Like sex, money is a topic that most people avoid discussing publicly. Yet we regularly leave digital traces of our economic standing—even when expressing ourselves within Twitter's 140-character limit.
In an analysis of roughly 10.8 million tweets posted by more than 5,000 users of the online social media network, the pithy messages were found to provide enough information to reveal a user's income bracket. Daniel Preot¸iuc-Pietro, a postdoctoral researcher in natural language processing at the University of Pennsylvania, and his colleagues relied on self-identified profession to sort 90 percent of their sample into corresponding income groups. They then used a machine-learning model, which can learn from data and make predictions based on them, to identify features unique to each group.

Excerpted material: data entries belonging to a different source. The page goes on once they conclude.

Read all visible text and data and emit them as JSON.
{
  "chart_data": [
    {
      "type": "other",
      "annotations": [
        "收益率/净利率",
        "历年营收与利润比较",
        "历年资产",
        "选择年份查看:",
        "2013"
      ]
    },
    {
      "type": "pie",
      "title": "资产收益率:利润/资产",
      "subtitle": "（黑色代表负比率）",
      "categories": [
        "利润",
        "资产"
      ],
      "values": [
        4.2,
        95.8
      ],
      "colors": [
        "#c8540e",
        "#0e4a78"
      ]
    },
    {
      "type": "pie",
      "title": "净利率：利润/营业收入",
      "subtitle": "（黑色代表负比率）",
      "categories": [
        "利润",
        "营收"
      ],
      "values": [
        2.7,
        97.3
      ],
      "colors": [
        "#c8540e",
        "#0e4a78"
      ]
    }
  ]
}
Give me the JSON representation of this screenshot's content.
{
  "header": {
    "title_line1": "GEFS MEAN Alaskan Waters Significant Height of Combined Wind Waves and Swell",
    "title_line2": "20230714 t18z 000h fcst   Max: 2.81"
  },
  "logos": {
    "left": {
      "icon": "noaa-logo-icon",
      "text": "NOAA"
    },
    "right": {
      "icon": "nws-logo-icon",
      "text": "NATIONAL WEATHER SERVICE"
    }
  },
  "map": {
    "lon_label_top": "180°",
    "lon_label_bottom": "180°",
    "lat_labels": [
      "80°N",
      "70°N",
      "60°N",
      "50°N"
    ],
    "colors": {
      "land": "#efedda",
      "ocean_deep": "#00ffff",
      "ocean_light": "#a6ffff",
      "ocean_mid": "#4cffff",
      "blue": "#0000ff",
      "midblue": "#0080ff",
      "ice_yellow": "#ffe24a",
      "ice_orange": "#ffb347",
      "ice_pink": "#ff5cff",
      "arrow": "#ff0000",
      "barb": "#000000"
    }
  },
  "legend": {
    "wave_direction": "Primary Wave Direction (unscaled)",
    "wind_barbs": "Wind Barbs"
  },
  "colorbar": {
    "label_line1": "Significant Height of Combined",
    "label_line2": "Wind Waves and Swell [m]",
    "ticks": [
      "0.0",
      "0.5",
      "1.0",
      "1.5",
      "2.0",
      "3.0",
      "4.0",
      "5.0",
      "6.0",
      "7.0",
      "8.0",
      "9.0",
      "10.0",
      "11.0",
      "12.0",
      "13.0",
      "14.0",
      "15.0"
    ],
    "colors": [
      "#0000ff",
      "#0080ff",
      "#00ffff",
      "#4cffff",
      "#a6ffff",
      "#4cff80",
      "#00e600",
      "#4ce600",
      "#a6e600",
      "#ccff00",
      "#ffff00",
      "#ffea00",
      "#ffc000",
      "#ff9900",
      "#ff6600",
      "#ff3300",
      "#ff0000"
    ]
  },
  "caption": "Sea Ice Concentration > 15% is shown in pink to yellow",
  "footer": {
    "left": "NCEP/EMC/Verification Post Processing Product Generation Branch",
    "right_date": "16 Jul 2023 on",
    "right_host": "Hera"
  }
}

When they tested the savvy model on the remaining 10 percent of subjects, it successfully predicted the financial means of those users.
As the researchers described this fall in the journal PLOS ONE, those with higher incomes tended to discuss business, politics and nonprofit work. People in lower brackets stuck mostly to personal subjects, such as beauty tips and experiences. “Higher-income people are using Twitter as a means of disseminating information; lower-income people use it more for social communication,” Preot¸iuc-Pietro says. The analysis also revealed that tweets from those who make more money are likelier to express fear or anger.
In previous machine-learning studies, Preot¸iuc-Pietro and his colleagues were able to predict Twitter users' gender, age and political leaning. They could even detect signs of postpartum depression and post-traumatic stress disorder in tweets. The team continues to develop its model, but in the end “machine learning is only as powerful as the data we can get access to,” Preot¸iuc-Pietro says. “People should be aware of how much they inadvertently disclose about themselves.”